Что позволяет людям воспринимать единство природы, так это объединение их собственных воль. Человек полусонный, без фиксированных целей, без интеллектуальной остроты или радости в узнавании, мог бы пастись, как животное, забывая каждое удовлетворение в следующем и изгоняя из своего легкомысленного ума память о каждой печали; то, что только что не смогло убить его, оставило бы его таким же бездумным и равнодушным, как если бы оно никогда не пересекало его путь. Такая иррациональная эластичность и невинная непредусмотрительность никогда не сложили бы два и два.
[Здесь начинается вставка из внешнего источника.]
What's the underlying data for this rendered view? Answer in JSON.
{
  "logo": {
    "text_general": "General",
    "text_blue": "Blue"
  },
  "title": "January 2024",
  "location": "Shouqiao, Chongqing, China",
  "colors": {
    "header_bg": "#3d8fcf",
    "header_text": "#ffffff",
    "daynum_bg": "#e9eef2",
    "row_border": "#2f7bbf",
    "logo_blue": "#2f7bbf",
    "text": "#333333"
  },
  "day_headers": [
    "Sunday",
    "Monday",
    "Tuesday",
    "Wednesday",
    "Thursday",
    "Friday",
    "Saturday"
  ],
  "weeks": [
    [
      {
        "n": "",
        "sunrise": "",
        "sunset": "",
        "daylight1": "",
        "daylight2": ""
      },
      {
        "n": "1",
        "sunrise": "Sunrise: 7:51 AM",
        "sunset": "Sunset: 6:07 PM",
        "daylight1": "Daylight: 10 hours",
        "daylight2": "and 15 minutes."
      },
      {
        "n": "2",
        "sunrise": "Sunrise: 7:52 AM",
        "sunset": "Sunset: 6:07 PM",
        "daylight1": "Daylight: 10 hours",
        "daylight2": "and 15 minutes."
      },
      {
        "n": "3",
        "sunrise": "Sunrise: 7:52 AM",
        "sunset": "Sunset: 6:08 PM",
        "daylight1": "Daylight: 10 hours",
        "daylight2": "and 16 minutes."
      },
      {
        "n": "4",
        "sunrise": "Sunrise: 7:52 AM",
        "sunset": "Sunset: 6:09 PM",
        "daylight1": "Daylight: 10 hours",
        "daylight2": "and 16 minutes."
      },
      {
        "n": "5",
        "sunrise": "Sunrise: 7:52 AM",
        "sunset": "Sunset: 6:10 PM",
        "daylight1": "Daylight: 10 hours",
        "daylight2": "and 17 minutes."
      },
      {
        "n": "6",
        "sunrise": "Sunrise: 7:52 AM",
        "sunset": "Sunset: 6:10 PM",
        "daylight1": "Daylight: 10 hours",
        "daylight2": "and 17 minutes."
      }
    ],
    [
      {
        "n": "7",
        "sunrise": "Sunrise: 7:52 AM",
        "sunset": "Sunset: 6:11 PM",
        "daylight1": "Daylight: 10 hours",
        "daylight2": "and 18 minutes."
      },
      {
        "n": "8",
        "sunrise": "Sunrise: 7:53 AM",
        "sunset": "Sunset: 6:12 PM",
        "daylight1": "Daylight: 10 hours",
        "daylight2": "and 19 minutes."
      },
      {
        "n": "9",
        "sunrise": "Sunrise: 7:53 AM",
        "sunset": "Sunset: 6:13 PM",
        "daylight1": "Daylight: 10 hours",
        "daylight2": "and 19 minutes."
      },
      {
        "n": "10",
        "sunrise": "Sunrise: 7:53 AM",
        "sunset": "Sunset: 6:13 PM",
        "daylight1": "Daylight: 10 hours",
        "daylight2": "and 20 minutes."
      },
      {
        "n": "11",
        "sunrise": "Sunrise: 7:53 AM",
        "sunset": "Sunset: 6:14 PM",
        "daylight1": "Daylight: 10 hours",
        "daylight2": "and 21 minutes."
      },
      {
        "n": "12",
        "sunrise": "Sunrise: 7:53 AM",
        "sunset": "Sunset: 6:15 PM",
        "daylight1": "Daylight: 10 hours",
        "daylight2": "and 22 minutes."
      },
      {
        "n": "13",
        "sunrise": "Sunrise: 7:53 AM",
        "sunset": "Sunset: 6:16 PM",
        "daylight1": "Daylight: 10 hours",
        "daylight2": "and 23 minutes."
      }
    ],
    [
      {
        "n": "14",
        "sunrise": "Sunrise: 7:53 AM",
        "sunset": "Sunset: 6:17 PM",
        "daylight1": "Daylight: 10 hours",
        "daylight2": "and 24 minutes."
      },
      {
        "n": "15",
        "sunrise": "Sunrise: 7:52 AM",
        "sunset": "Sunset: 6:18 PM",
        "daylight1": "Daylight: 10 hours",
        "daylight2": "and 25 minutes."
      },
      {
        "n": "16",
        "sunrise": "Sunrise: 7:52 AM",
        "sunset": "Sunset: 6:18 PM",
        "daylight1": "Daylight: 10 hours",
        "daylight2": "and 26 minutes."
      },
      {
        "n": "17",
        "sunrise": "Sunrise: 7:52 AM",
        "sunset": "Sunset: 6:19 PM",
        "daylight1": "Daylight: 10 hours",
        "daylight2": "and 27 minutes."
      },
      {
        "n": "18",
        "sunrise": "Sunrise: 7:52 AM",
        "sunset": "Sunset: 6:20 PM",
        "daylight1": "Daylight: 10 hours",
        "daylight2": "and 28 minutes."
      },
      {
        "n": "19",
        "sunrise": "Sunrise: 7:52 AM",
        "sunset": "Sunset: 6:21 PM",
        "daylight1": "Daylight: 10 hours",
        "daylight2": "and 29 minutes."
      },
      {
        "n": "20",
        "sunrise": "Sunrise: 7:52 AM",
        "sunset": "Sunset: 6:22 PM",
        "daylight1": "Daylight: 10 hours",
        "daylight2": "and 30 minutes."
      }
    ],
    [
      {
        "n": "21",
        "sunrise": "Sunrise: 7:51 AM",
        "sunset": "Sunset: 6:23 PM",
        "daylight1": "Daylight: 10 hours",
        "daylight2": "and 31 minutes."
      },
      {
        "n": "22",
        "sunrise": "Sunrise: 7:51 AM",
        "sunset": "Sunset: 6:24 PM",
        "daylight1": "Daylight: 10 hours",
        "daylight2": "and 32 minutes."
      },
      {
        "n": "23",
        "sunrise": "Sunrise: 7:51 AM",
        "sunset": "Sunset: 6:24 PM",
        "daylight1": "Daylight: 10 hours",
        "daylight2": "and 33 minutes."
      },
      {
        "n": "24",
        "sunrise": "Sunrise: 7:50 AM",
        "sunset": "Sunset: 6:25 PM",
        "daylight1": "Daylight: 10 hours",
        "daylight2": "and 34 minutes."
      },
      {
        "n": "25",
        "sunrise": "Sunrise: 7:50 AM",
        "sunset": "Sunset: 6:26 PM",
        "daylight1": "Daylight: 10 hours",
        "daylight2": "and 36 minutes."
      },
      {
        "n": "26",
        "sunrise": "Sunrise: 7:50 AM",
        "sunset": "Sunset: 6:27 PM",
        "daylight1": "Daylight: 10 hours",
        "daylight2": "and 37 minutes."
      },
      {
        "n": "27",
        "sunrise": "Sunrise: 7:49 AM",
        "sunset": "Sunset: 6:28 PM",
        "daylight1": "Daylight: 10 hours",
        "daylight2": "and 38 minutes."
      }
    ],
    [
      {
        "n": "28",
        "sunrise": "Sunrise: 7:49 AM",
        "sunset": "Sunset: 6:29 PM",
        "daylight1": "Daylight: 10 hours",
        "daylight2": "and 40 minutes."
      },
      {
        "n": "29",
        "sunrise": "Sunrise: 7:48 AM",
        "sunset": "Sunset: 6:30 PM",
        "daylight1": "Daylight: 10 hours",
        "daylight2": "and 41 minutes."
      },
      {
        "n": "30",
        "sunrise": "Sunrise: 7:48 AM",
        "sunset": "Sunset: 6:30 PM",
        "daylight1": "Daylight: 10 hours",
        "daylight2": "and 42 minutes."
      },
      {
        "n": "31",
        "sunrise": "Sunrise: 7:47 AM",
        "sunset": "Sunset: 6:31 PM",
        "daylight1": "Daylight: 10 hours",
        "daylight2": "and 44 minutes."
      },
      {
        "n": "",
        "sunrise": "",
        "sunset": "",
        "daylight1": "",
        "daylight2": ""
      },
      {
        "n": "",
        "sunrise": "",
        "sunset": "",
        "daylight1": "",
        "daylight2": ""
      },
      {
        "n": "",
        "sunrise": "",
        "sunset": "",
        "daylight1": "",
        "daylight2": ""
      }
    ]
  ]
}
Каждое утро был бы новый мир с тем же дураком, живущим в нем. Но пусть какая-то отрезвляющая страсть, какой-то серьезный интерес придадут перспективу уму, и точка отсчета будет немедленно дана для длительного наблюдения; тогда законы природы начнут проясняться для мысли. Каждый эксперимент станет уроком, каждое событие будет запомнено как благоприятное или неблагоприятное для главной страсти. Сначала, действительно, это острое наблюдение, вероятно, будет анимистическим, и обнаруженные законы будут главным образом привычками, человеческими или божественными, особыми милостями или завистливыми наказаниями и предупреждениями. Но та же постоянство цели, которая обнаруживает драматические конфликты, составляющие общество, и пытается прочитать природу в терминах страсти, будет, если она долго поддерживается, обнаружить за этим славным хаосом более глубокий механический порядок. Мысли людей, как и погода, не так произвольны, как кажутся, и истинный мастер в наблюдении, человек, ведомый стойкой и превосходящей целью, увидит их вращающимися вокруг своих центров в послушании вполне вычислимым инстинктам, и принцип всех их трепетаний не будет скрыт от его глаз. Вера в индетерминизм — признак индетерминации. Никакой командующий или устойчивый интеллект не флиртует с такой жалкой возможностью, которая, поскольку она актуально преобладала, сделала бы добродетель бессильной, а опыт, в его значимом смысле, невозможным.